This is the Coldest Year of the Rest of Our Lives
Bankers, wet-bulb temperatures, and getting cool
As Europe experiences a record-setting heat wave, the Global Head of Responsible Investing at HSBC Asset Management gave a remarkably honest presentation at a Financial Times Moral Money event in London. He said that investors did not need to worry about the climate crisis and dismissed dire predictions as hyperbole. In contrast to the alluring rhetoric and empty promises of greenwashing, this sort of callous soft denial provides clear evidence why a system focused on short-term profit is incapable of preserving a habitable biosphere:
“At a big bank like ours, what do people think the average loan length is?
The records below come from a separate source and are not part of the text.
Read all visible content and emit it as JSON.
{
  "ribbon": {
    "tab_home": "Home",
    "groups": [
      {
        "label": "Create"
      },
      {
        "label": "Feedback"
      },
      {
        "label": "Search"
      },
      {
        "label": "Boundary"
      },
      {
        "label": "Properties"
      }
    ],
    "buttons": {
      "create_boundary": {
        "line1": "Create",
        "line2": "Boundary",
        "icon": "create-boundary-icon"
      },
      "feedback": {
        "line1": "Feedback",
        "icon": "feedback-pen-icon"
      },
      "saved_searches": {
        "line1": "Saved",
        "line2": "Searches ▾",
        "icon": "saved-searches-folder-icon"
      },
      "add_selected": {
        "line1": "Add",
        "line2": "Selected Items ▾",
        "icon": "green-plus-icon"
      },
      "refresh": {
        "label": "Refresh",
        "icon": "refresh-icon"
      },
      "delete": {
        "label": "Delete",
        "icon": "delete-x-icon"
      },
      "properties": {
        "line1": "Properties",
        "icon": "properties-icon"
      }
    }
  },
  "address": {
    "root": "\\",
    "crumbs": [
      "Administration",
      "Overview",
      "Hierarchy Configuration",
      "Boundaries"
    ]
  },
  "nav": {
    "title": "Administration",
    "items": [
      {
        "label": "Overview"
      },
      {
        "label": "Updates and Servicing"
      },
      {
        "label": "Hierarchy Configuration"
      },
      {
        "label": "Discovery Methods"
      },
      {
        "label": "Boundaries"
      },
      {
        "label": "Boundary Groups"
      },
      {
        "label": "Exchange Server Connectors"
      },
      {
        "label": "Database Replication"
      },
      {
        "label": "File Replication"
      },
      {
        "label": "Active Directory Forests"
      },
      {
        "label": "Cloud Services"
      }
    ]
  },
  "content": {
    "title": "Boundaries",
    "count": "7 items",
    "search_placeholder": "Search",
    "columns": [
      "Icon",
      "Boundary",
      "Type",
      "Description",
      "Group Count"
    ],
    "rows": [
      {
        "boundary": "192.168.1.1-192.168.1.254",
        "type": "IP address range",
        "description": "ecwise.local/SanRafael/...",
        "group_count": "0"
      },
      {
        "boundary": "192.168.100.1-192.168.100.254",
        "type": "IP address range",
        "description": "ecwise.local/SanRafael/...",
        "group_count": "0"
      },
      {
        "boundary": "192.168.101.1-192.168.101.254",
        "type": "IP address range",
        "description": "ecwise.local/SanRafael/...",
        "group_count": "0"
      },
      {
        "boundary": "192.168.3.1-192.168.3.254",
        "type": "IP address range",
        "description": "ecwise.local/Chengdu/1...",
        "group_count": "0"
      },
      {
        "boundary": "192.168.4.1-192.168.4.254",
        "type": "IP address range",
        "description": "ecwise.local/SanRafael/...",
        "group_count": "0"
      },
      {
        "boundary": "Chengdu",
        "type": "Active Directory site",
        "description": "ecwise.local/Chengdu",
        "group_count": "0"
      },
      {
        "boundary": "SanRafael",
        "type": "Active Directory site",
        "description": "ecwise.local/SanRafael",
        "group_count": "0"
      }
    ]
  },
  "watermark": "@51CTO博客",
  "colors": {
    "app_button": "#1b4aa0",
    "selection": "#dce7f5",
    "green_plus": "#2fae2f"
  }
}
It is six years. What happens to the planet in year seven is actually irrelevant to our loan book. For coal, what happens in year seven is actually irrelevant.”
There is certainly a lot wrong with this guy’s ideas on multiple levels, but I want to focus on how he dismissively reduced the effects of future global warming to wildfires and rising sea levels that humans could easily adapt to. Of course, if the climate crisis is left unchecked, wildfires and rising sea levels will have devastating consequences in many places around the world that will be difficult or impossible to ameliorate. But there will be many other catastrophic harms from global warming, like droughts, famines, and heat waves.
The most dangerous heat waves are gauged in wet-bulb temperatures. This is a measure of combined temperature and humidity taken by placing a wet cloth over a thermometer to basically simulate how human bodies deal with heat via perspiration. When our body temperature increases, our sweat glands release their contents. When the sweat evaporates, it cools us down because of the energy transfer involved in this process. But when the wet-bulb temperature in our environment gets high enough, the human body literally cannot thermoregulate in this way. The ambient heat raises our body temperature and we sweat in response, but the air is too full of water vapor for the sweat to evaporate, so we do not cool down and we basically cook to death.
There is strong evidence that a wet-bulb temperature of 87°F is deadly for even young, healthy people (and the limits for more vulnerable people are thus even lower). The recent heat wave in India and Pakistan reached this dangerous threshold, reminiscent of the harrowing opening to The Ministry for the Future, Kim Stanley Robinson’s 2020 science fiction novel. The hotter the planet gets, the more frequent and extreme the heat waves that produce these deadly wet-bulb temperatures will be. So instead of focusing on temperature targets, we should remember that every iota of future warming that is avoided by eliminating greenhouse gas emissions will directly translate into saved lives and reduced suffering.
There is also much that can be done to adapt to a warming world. Air conditioning obviously helps with cooling off and escaping the heat. But in our present world, AC is a luxury that most people do not have access to. And it has limitations: AC units use a lot of energy and increase the ambient air temperature outside where they are being used. A better way to think about this is what Aaron Vansintjan calls the right to be cool. This type of holistic approach includes AC as part of the solution rather than the totality of it, designing cities and buildings to be cooler for everyone by increasing vegetation, reducing concrete, using passive cooling architecture (with social housing of course), and creating community cooling spaces for all.
Thinking about a collective right to be cool allows us to see how vulnerability to extreme heat is a political construction as much as a physical one. The way that high wet-bulb temperatures can kill is a stark reminder of not only the fragility of our biological form, but of the social and ecological conditions we require for comfort and survival. Many people have never had a right to those conditions, and more will lose it every day without requisite action. So the climate crisis is not a future asteroid to dodge; its effects are already here, unevenly distributed, the consequences of relentlessly burning fossil fuels and destroying ecosystems for profit.
No matter how successful we are at eliminating greenhouse gas emissions, 2022 will be the coldest year of the rest of our lives because this pollution is not only still increasing, its warming effects in the atmosphere are delayed. Whether the wealthiest people on the planet do not fully grasp the enormity of the problem or simply think they can escape its effects is immaterial. How much hotter it gets—and the type of world we build in the process—is up to the rest of us. The best salve for vulnerability is solidarity.